The recurring focal point of Sister Marguerite’s medical care—especially the troublesome skin ulcers—became getting her well enough to participate in special activities at the convent and enjoy her next trip to her grandniece’s home. (Of all the attention that I and other doctors gave those ulcers, it was the skin care provided by a well-trained and very determined visiting nurse that helped the most.) As fragile as her health was, Sister Marguerite continued to live quite happily—albeit receiving more frequent medical care than she would have preferred—for seven years after the emergency room visit that originally brought us together.

One day, the nurse at the convent called to tell me that Sister Marguerite had died and to ask if I would come to “pronounce” her, a last rite of the medical sort. I found Sister Marguerite in her recliner, ashen and still. The nurse and one of her closest friends were already there, and soon others arrived. I felt privileged, if a little ill at ease, to be included in this sad and beautiful scene. I wanted to share with her friends just how important my relationship with Sister Marguerite had been to me, and I began to tell the story of my chapel visit. When I got to the point in the story when Sister Marguerite acknowledged our spiritual connection, all of the nuns nodded their heads, letting me know that they agreed with Sister Marguerite’s assessment. It was a beautiful conclusion to our relationship.

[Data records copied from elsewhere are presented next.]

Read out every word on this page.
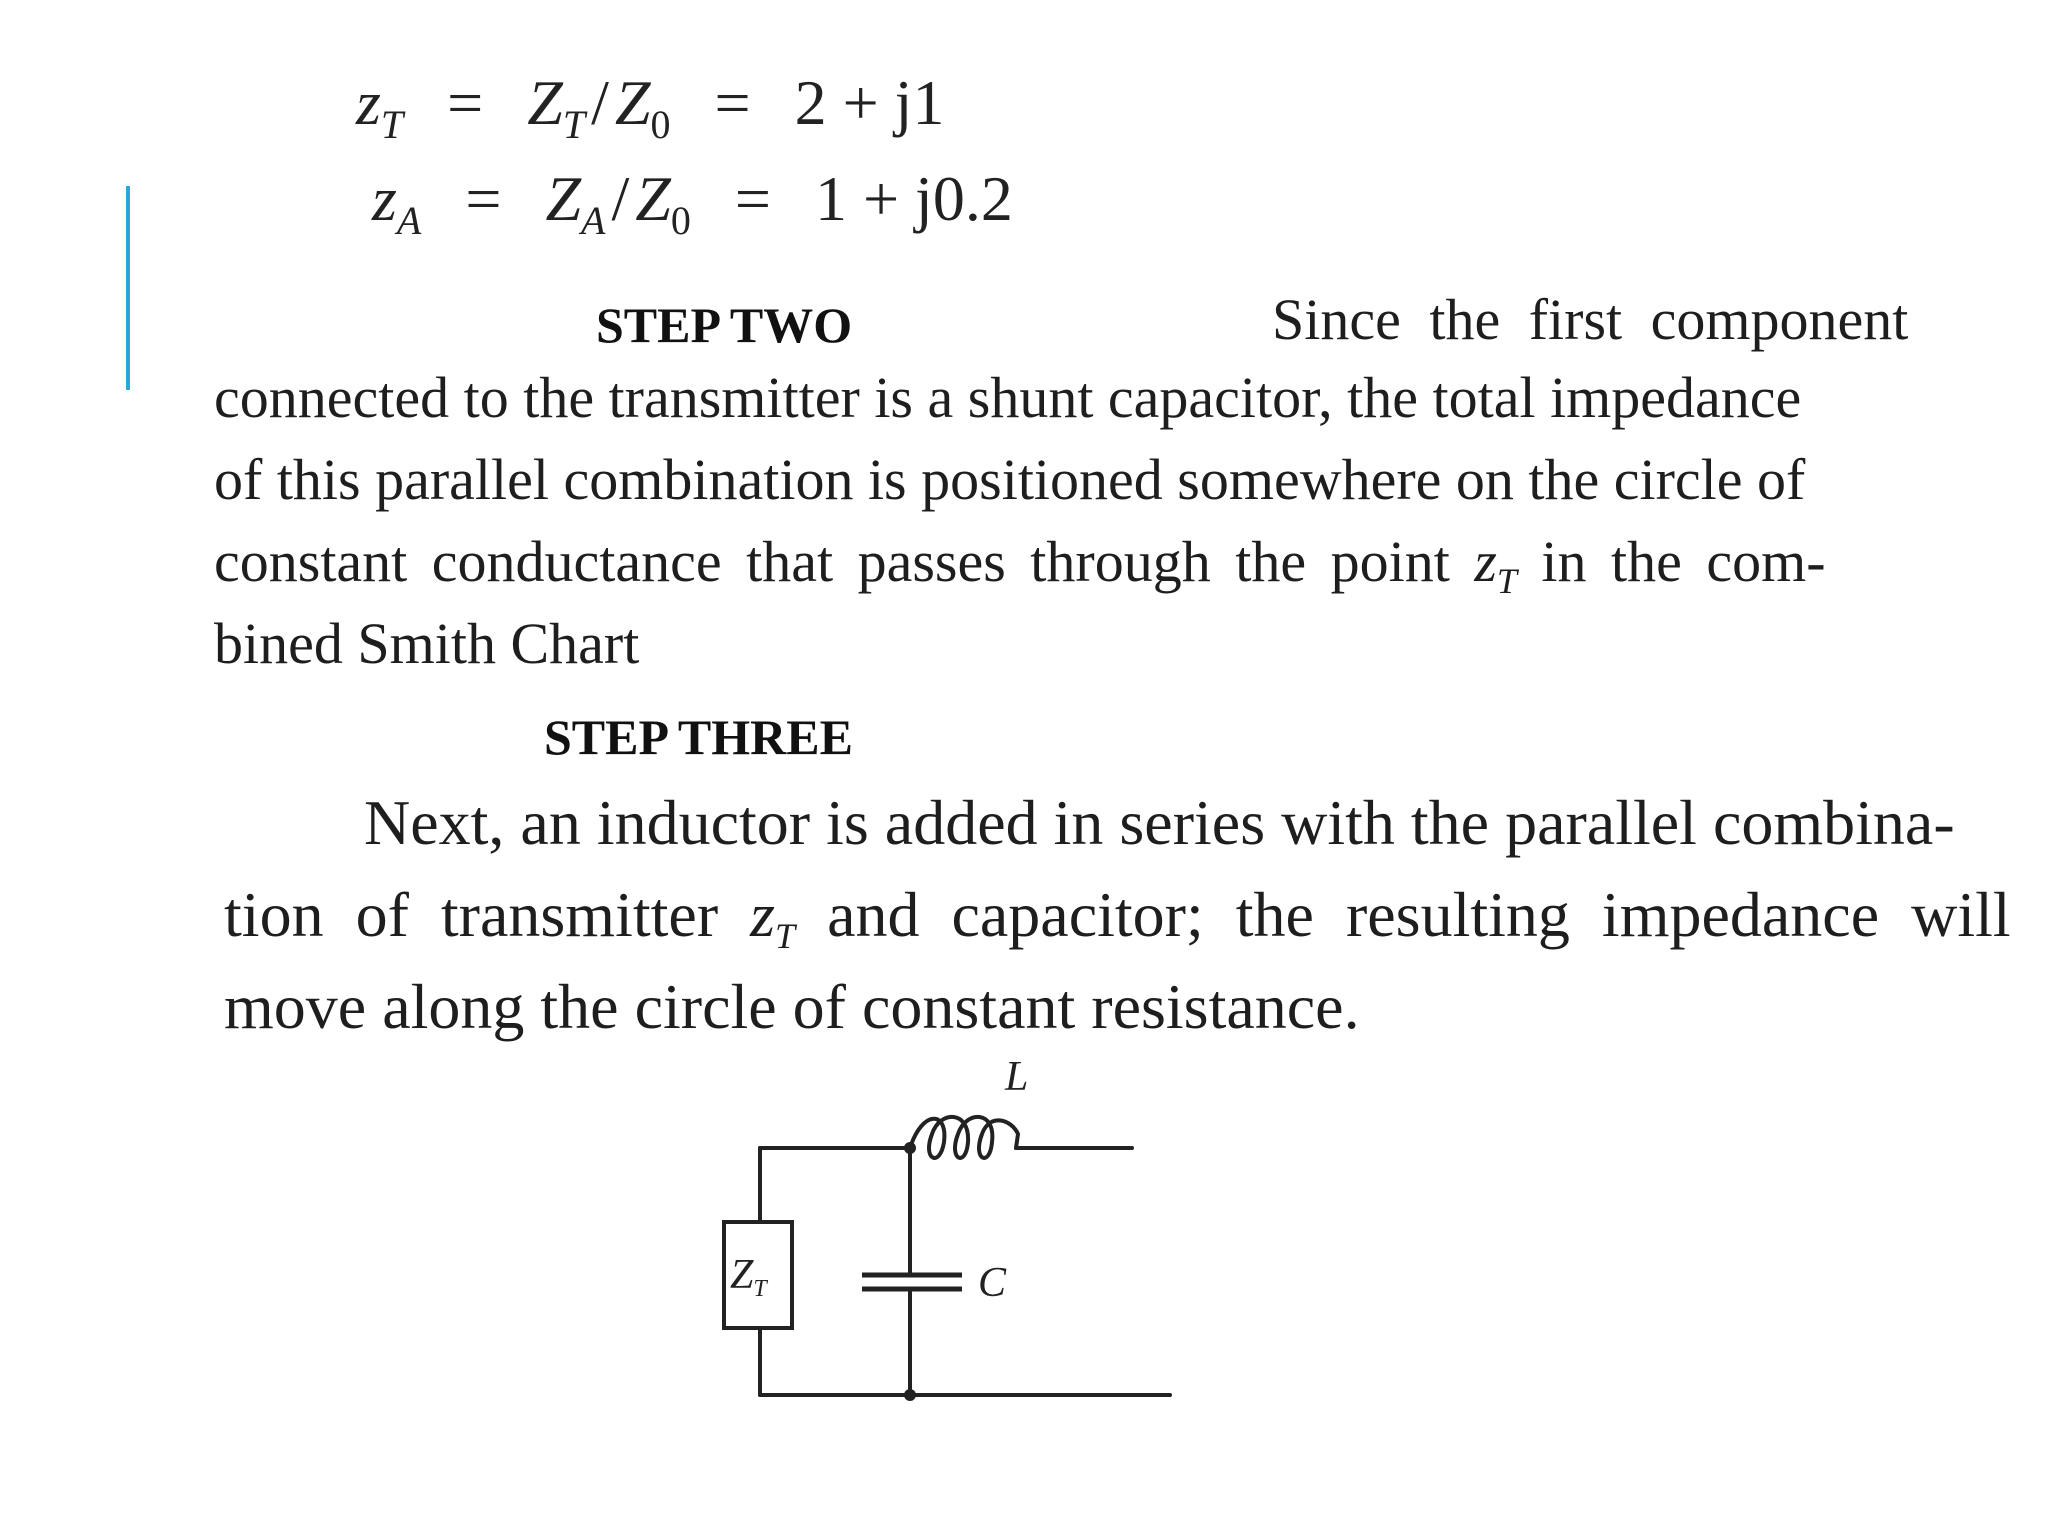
$z_T = Z_T/Z_0 = 2 + j1$
$z_A = Z_A/Z_0 = 1 + j0.2$
STEP TWO	Since the first component
connected to the transmitter is a shunt capacitor, the total impedance
of this parallel combination is positioned somewhere on the circle of
constant conductance that passes through the point $z_T$ in the com-
bined Smith Chart
STEP THREE
Next, an inductor is added in series with the parallel combina-
tion of transmitter $z_T$ and capacitor; the resulting impedance will
move along the circle of constant resistance.
L
C
ZT
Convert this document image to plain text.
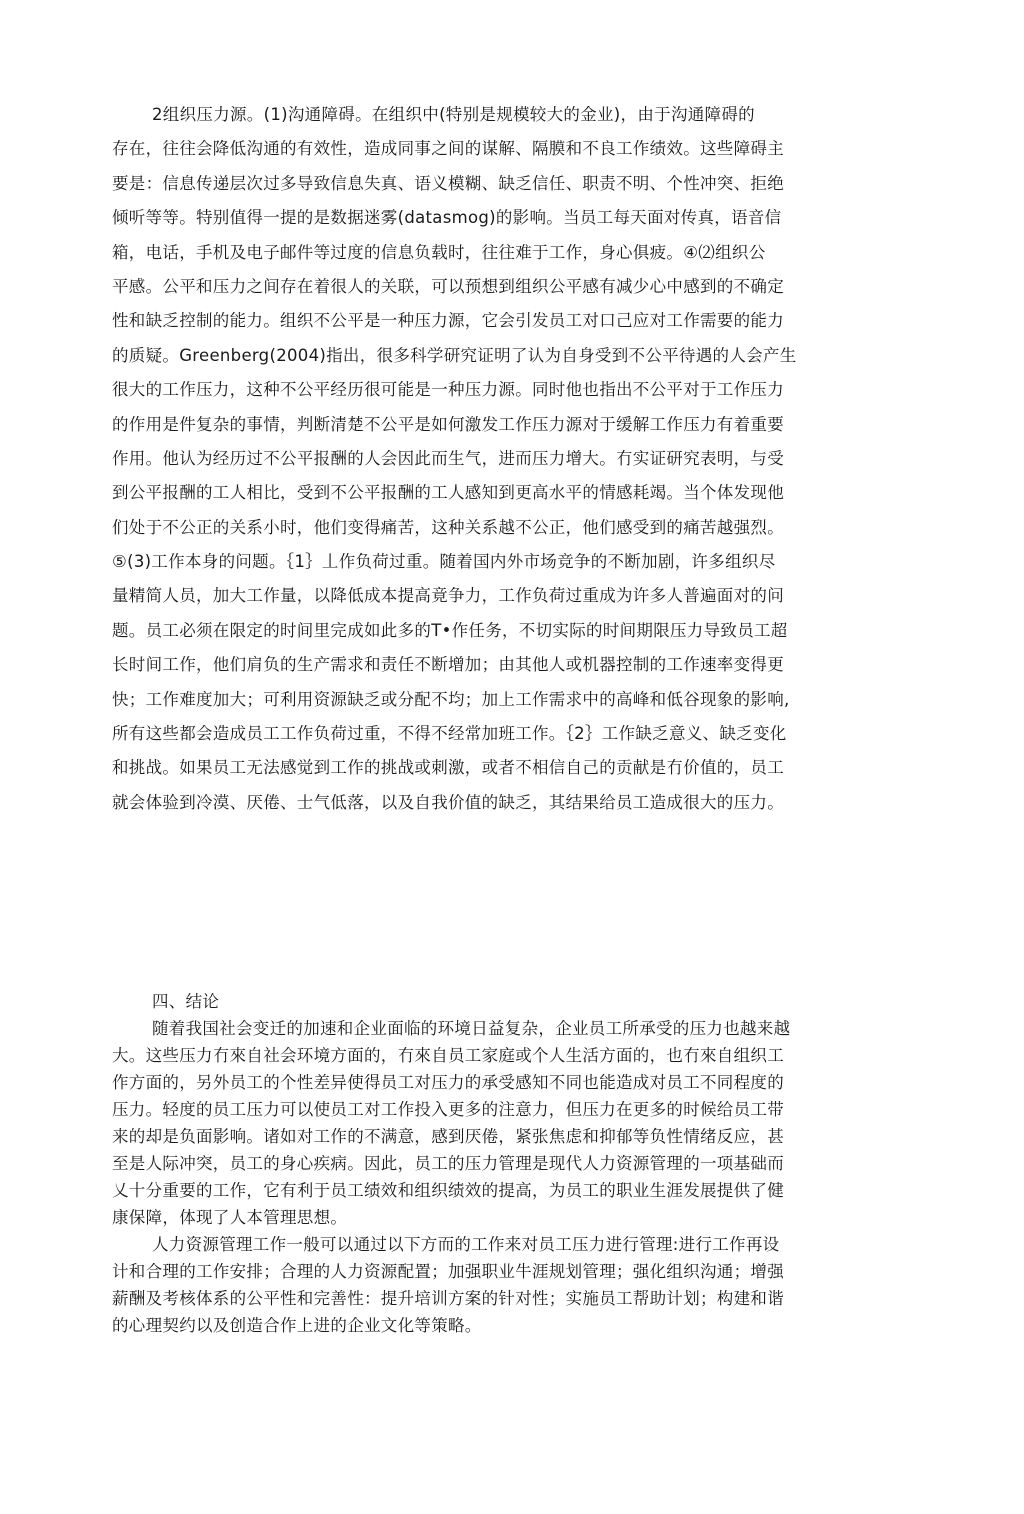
2组织压力源。(1)沟通障碍。在组织中(特别是规模较大的金业)，由于沟通障碍的
存在，往往会降低沟通的有效性，造成同事之间的谋解、隔膜和不良工作绩效。这些障碍主
要是：信息传递层次过多导致信息失真、语义模糊、缺乏信任、职责不明、个性冲突、拒绝
倾听等等。特别值得一提的是数据迷雾(datasmog)的影响。当员工每天面对传真，语音信
箱，电话，手机及电子邮件等过度的信息负载时，往往难于工作，身心俱疲。④⑵组织公
平感。公平和压力之间存在着很人的关联，可以预想到组织公平感有减少心中感到的不确定
性和缺乏控制的能力。组织不公平是一种压力源，它会引发员工对口己应对工作需要的能力
的质疑。Greenberg(2004)指出，很多科学研究证明了认为自身受到不公平待遇的人会产生
很大的工作压力，这种不公平经历很可能是一种压力源。同时他也指出不公平对于工作压力
的作用是件复杂的事情，判断清楚不公平是如何激发工作压力源对于缓解工作压力有着重要
作用。他认为经历过不公平报酬的人会因此而生气，进而压力增大。冇实证研究表明，与受
到公平报酬的工人相比，受到不公平报酬的工人感知到更高水平的情感耗竭。当个体发现他
们处于不公正的关系小时，他们变得痛苦，这种关系越不公正，他们感受到的痛苦越强烈。
⑤(3)工作本身的问题。｛1｝丄作负荷过重。随着国内外市场竞争的不断加剧，许多组织尽
量精简人员，加大工作量，以降低成本提高竟争力，工作负荷过重成为许多人普遍面对的问
题。员工必须在限定的时间里完成如此多的T•作任务，不切实际的时间期限压力导致员工超
长时间工作，他们肩负的生产需求和责任不断增加；由其他人或机器控制的工作速率变得更
快；工作难度加大；可利用资源缺乏或分配不均；加上工作需求中的高峰和低谷现象的影响,
所有这些都会造成员工工作负荷过重，不得不经常加班工作。｛2｝工作缺乏意义、缺乏变化
和挑战。如果员工无法感觉到工作的挑战或刺激，或者不相信自己的贡献是冇价值的，员工
就会体验到冷漠、厌倦、士气低落，以及自我价值的缺乏，其结果给员工造成很大的压力。
四、结论
随着我国社会变迁的加速和企业面临的环境日益复杂，企业员工所承受的压力也越来越
大。这些压力冇來自社会环境方面的，冇來自员工家庭或个人生活方面的，也冇來自组织工
作方面的，另外员工的个性差异使得员工对压力的承受感知不同也能造成对员工不同程度的
压力。轻度的员工压力可以使员工对工作投入更多的注意力，但压力在更多的时候给员工带
来的却是负面影响。诸如对工作的不满意，感到厌倦，紧张焦虑和抑郁等负性情绪反应，甚
至是人际冲突，员工的身心疾病。因此，员工的压力管理是现代人力资源管理的一项基础而
乂十分重要的工作，它有利于员工绩效和组织绩效的提高，为员工的职业生涯发展提供了健
康保障，体现了人本管理思想。
人力资源管理工作一般可以通过以下方而的工作来对员工压力进行管理:进行工作再设
计和合理的工作安排；合理的人力资源配置；加强职业牛涯规划管理；强化组织沟通；增强
薪酬及考核体系的公平性和完善性：提升培训方案的针对性；实施员工帮助计划；构建和谐
的心理契约以及创造合作上进的企业文化等策略。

The contrast between the care of my two patients, Mr. Black and Sister Marguerite, could not have been greater. Of course the relationship that evolved between Sister Marguerite and me was special, but still it serves

as an example of the importance of shared values in the challenge of providing good medical care. Visiting her family, attending mass, meditating in the chapel, and being an active part of her community—these were the things that gave Sister Marguerite a sense of meaning. And these were the things that motivated her to be the recipient of a lot more medical care than she ever expected or wanted. Sister Marguerite and I were partners in her care, working together on the same project, optimizing her health so that she could continue to be active and independent. And our partnership became all the more rewarding because she was so open about the deeper values that made the project worthwhile for her.

On the other hand, the influence of the medical industry, especially the drug companies, was starting to make this kind of medical care seem antiquated. Increasingly my patients were looking to pills to keep them well instead of making the changes in their lives that evidence showed to be far more beneficial. Engaging patients in constructive dialogue about their health risks and habits—a big part of what I think is good doctoring—was becoming more difficult, and occasionally impossible. Too many visits were turning into nonproductive contests of wills, like my visit with Mr. Black, instead of evolving therapeutic alliances, like my relationship with Sister Marguerite.